Here is a quick routine you can add to your daily workout regimen or whenever you need to release some built up tension. For each body part, complete 5-10 rolls, depending on tightness.
Calves – Sitting on the ground, slide the roller perpendicular to your body and gently massage both calves. You may be surprised at how tight your calves can be, especially if you have been doing lots of running and SAQ drills.
Hamstrings –With the roller in the same position as above (perpendicular to your legs), begin rolling out your hamstrings. For a deep massage, use the edge of the roller and massage just one leg at a time.
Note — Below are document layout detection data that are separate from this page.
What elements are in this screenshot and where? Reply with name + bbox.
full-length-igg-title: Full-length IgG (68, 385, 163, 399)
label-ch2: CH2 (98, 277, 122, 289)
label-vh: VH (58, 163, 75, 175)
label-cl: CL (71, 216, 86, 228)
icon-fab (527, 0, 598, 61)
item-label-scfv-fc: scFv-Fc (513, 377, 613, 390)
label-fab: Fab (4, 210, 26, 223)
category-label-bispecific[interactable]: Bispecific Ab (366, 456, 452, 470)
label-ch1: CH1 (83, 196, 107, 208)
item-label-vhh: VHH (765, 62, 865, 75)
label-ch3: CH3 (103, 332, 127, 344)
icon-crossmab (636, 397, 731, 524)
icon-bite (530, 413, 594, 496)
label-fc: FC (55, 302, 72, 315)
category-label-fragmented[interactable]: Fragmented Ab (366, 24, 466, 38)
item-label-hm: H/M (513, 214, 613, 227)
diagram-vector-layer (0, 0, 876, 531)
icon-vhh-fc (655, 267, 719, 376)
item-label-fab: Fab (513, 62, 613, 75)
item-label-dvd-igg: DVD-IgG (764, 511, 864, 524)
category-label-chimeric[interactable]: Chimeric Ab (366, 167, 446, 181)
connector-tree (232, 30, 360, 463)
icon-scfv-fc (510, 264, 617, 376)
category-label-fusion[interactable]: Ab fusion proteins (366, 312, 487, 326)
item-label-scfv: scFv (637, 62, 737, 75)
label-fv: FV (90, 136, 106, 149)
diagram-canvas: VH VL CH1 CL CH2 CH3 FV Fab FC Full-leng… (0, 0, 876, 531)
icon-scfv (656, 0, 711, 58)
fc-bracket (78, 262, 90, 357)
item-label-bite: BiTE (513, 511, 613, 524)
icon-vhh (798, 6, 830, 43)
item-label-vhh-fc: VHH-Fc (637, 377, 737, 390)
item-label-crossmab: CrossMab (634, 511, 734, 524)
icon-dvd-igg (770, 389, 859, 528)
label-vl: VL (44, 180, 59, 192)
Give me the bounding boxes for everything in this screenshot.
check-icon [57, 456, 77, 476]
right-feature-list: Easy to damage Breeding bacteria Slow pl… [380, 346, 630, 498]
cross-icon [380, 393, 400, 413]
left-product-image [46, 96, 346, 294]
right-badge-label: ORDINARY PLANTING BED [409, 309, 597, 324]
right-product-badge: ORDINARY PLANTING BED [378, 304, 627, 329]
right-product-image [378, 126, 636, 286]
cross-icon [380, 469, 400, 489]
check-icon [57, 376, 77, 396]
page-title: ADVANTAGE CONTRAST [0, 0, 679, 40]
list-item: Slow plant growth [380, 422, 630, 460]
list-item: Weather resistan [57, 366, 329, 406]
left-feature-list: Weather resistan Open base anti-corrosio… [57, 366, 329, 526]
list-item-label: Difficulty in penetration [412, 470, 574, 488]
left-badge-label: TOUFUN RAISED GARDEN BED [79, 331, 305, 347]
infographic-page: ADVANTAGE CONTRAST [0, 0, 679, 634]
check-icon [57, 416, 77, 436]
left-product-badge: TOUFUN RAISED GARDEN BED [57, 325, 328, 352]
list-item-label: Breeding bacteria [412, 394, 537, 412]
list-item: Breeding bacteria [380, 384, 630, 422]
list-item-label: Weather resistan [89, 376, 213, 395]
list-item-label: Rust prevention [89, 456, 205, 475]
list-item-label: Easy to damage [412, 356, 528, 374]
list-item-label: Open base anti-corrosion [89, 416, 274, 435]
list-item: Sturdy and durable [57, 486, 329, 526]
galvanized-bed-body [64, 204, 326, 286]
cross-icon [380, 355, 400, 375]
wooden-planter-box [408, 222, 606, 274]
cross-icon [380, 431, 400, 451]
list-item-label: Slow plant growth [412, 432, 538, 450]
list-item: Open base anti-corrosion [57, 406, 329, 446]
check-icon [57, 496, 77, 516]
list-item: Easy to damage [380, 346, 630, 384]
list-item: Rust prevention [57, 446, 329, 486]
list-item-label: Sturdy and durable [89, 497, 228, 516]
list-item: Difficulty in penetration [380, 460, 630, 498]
Glutes – This is a large muscle group and it may take some time to get into the trouble areas. Be patient and really work on this area, gently rolling in and out until you sense that you are hitting a trouble area. At this point, you may even want to pause on top of a knot for 10-20 seconds and allow the tension to release.
Quads and IT Band– The quads can be a painful area to roll out. When you incorporate lots of running/legs into your training regimen this area tends to get very tight. Start by rolling up and down the full length of your IT band. If you find an area that is especially tense, rest there for 10 to 20 seconds until the knot releases.
Hip Flexor – Use only the outer portion of the roller to target the front area of your hip. There is a small group of muscles here that can really benefit from getting loosened out with the roller.
Back – Simply lay on the roller and use your legs to roll your entire back up and down. This one always feels great.
Neck – You will have to adjust the angle of the roller to match the curvature of the muscles around your neck. Make sure you avoid rolling along your spine.
Try to incorporate this regimen into your warmup 2-3 days a week and your body will thank you. If you are doing it properly it will improve recovery and decrease muscle tightness/soreness.